The one area I do see useful for old bourbons (12-20 years) is to season younger ones in vattings, as counselled by Jos. Fleischman in his late-1800's text on the blending and compounding of liquors. In this Mike, as an experienced vatter, would concur I'm sure.

I feel similarly about most special or limited edition whiskeys. Most don't seem worth the money to me. For some, they are, because you are getting more proof - more whiskey - than for standard releases. But e.g. a LE 4RSB I bought some months ago for $80.00 just wasn't worth, IMO, paying almost double over the regular 4RSB. I thought it was actually less good than most of those (each bottle does vary a bit), but of course others can disagree.

This does not mean all taste is subjective and cheapest is best. I find a lot of bourbon that is 3-4 years old, extending to 6 in some cases, has too much corn taste and I never use them except for vatting (where again they can add complexity and other values).
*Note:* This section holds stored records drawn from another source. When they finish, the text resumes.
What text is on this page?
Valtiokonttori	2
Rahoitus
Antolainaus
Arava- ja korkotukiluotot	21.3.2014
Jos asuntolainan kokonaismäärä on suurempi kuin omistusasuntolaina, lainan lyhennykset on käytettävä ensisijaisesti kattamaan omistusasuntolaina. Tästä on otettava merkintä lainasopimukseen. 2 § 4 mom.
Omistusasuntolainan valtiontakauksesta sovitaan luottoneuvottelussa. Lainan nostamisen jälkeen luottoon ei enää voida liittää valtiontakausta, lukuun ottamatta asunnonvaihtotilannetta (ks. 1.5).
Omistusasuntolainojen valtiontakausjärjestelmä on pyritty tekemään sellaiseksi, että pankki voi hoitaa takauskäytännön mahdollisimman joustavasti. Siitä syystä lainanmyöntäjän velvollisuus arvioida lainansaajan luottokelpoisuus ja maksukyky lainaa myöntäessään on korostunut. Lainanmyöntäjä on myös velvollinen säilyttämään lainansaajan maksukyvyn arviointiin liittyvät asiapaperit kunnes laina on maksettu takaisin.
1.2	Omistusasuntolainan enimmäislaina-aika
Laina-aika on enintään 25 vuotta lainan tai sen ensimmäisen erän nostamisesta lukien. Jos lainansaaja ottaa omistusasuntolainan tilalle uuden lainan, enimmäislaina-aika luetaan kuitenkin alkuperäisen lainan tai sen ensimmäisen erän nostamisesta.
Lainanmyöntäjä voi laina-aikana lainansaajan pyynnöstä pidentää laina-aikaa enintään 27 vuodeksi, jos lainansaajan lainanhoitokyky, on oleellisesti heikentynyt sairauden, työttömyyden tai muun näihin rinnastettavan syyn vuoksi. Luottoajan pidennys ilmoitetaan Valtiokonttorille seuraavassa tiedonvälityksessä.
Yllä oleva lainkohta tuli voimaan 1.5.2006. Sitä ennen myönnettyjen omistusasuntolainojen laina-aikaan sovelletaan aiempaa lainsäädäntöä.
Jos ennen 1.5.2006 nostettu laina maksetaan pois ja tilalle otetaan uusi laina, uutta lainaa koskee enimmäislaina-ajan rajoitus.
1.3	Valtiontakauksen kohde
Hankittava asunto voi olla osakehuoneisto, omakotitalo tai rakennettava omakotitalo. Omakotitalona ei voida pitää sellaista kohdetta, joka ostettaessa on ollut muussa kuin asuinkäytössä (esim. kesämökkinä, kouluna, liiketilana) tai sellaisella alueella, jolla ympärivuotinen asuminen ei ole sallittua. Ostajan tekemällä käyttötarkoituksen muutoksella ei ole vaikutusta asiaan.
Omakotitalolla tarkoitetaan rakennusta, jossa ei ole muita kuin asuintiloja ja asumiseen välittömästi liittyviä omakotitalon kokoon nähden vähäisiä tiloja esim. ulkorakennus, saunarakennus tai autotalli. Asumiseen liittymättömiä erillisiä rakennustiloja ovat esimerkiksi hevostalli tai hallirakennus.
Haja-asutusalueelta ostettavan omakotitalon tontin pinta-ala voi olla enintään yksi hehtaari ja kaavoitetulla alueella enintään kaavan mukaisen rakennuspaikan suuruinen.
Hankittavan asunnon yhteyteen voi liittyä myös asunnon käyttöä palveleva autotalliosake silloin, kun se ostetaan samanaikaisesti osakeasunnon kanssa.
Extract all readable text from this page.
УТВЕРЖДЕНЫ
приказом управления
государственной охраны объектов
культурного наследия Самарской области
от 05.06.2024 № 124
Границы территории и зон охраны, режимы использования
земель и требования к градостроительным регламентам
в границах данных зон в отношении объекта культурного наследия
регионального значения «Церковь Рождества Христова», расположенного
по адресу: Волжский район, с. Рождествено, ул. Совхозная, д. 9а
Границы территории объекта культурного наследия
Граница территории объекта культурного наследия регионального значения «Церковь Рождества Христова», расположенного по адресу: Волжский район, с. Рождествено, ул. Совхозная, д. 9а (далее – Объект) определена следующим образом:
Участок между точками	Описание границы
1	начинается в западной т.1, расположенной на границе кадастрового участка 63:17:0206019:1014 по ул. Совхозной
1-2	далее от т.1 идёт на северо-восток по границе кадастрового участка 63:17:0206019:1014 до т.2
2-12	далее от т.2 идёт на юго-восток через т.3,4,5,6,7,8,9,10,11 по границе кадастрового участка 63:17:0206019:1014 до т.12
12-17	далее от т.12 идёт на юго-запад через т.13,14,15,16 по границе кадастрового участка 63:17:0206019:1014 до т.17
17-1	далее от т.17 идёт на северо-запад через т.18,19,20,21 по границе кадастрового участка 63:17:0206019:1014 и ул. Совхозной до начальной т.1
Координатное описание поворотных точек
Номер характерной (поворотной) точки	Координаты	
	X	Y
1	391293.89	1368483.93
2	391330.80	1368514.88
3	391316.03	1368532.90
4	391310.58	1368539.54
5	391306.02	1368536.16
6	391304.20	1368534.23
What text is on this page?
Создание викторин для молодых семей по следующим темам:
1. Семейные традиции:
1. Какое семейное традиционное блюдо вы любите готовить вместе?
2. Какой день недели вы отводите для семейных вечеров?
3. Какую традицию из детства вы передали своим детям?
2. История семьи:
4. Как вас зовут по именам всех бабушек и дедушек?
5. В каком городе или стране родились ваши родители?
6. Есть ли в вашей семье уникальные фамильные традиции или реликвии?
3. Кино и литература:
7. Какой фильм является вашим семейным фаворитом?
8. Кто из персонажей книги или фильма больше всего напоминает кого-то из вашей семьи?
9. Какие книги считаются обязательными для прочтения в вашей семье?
I never much liked the Beam profile although a recent Knob Creek showed some rich character and a better taste than I recall from this brand in some years.

In my bar currently, amongst about 12 bourbons and ryes ranging in price from $18.00 to $80.00, the best-tasting IMO is Ancient Ancient Age, which is the $18.00 one.

So to sum up my views and once again that is all they are, I'd say old bourbon is generally overrated, rarely is something much over 10 years of interest to me except for vatting, and once you get the strong corn taste out and the wood evenly balances the distillery character (usually at somewhere between 6 and 10 years), I'm in. Other expensive bourbons, e.g. LE's and experimental releases, rarely satisfy unless the higher proof which many have offers an overall good value. (Stagg is an example).

Sometimes 4 years is perfect though: Forester Signature 100 proof, say. I find most of the Birthdays too wooded for me. Jack Daniels SB at 4-5 years is excellent. Ditto Buffalo Trace which I think is 8-9 years in range. Four Roses Yellow Label - 4 years old - is as perfect and elegant a bourbon I know. I think I prefer it in fact to the Small Batch and 4RSB. Blanton is excellent bourbon, about 5-6 years aged I believe. The Evan Williams vintage series, 10 years old, is about the perfect expression from that distillery. VOB at 6 years old - I like the 86 or 90 best - about the perfect bourbon. For me.